St. Boniface Street Links founder Marion Willis toured the empty facility at 800 Adele Ave., which once housed at-risk Indigenous youth, but has sat empty for months.

“It fits the bill, 100 per cent,” said Willis.

Willis said the city is in dire need of stabilization units for those trying to get off meth before accessing long-term treatment. She said the building could offer that plus other services.

Willis notes this type of facility would free up overwhelmed police and health resources.

“It would provide a venue, someplace where people could be safely detained who are in psychosis,” said Willis. “You have ten secure stabilization units on two floors with triage centres in front of both.”

Willis says it would take a number of non-government and government agencies to make this happen.

But there’s a much larger stumbling block.

Earlier this year the Pallister government introduced a law to break the 20-year, $9.4-million lease with the building’s owners.

The province said the deal was not in the best interests of taxpayers.

Premier Brian Pallister said the building was never used for its intended purpose and called the contract “indefensible” and “unjustifiable.”

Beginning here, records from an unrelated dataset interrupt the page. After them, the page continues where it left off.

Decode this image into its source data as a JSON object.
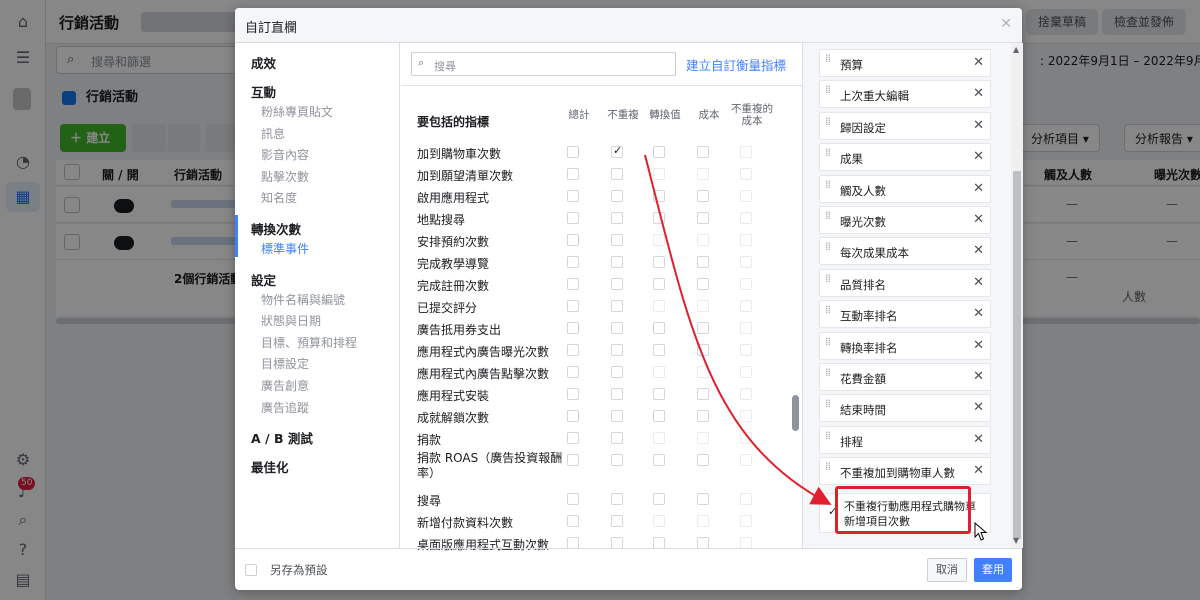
{
  "app": {
    "title": "行銷活動",
    "search_placeholder": "搜尋和篩選",
    "date_range": ": 2022年9月1日 – 2022年9月5日",
    "campaign_tab": "行銷活動",
    "create_button": "建立",
    "top_buttons": [
      "捨棄草稿",
      "檢查並發佈"
    ],
    "right_buttons": [
      "分析項目",
      "分析報告"
    ],
    "table_headers": [
      "關 / 開",
      "行銷活動",
      "觸及人數",
      "曝光次數"
    ],
    "summary_text": "2個行銷活動",
    "summary_sub": "人數",
    "dash": "—",
    "notification_count": "50"
  },
  "modal": {
    "title": "自訂直欄",
    "categories": [
      {
        "heading": "成效",
        "items": []
      },
      {
        "heading": "互動",
        "items": [
          "粉絲專頁貼文",
          "訊息",
          "影音內容",
          "點擊次數",
          "知名度"
        ]
      },
      {
        "heading": "轉換次數",
        "items": [
          "標準事件"
        ]
      },
      {
        "heading": "設定",
        "items": [
          "物件名稱與編號",
          "狀態與日期",
          "目標、預算和排程",
          "目標設定",
          "廣告創意",
          "廣告追蹤"
        ]
      },
      {
        "heading": "A / B 測試",
        "items": []
      },
      {
        "heading": "最佳化",
        "items": []
      }
    ],
    "search_placeholder": "搜尋",
    "custom_metric_link": "建立自訂衡量指標",
    "metrics_heading": "要包括的指標",
    "columns": [
      "總計",
      "不重複",
      "轉換值",
      "成本",
      "不重複的成本"
    ],
    "metrics": [
      "加到購物車次數",
      "加到願望清單次數",
      "啟用應用程式",
      "地點搜尋",
      "安排預約次數",
      "完成教學導覽",
      "完成註冊次數",
      "已提交評分",
      "廣告抵用券支出",
      "應用程式內廣告曝光次數",
      "應用程式內廣告點擊次數",
      "應用程式安裝",
      "成就解鎖次數",
      "捐款",
      "捐款 ROAS（廣告投資報酬率）",
      "搜尋",
      "新增付款資料次數",
      "桌面版應用程式互動次數"
    ],
    "checked_cell": {
      "metric_index": 0,
      "column_index": 1
    },
    "selected_columns": [
      "預算",
      "上次重大編輯",
      "歸因設定",
      "成果",
      "觸及人數",
      "曝光次數",
      "每次成果成本",
      "品質排名",
      "互動率排名",
      "轉換率排名",
      "花費金額",
      "結束時間",
      "排程",
      "不重複加到購物車人數"
    ],
    "new_column": "不重複行動應用程式購物車新增項目次數",
    "save_preset": "另存為預設",
    "cancel": "取消",
    "apply": "套用"
  },
  "icons": {
    "remove": "close-icon",
    "drag": "drag-handle-icon",
    "check": "check-icon"
  },
  "colors": {
    "accent": "#4080ff",
    "highlight": "#e0202e",
    "create_green": "#42b72a"
  }
}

The legislation never passed, but still the owners sued for $7 million, naming Pallister and Finance Minister Scott Fielding in the claim.

Ken Cranwill, one of the building co-owners, suggests Willis’ plan could remedy the situation.

“We are at a bit of a stalemate right now,” said Cranwill “But I’m here today to be open minded about a possible solution.”

CTV News received this statement from a provincial spokesperson: “Far too often, the previous NDP government entered into untendered contracts on questionable and inappropriate terms. We are taking steps to address this issue and the matter is now before the courts. The province continues to respond to expert advice on enhancing mental health and addictions services, and work in this capacity is well underway.”

Willis knows getting all parties to the table could be a challenge, but she says the conversation needs to change.

“There’s never been a time in this city’s history when we’ve so desperately been in need of this particular resource,” said Willis.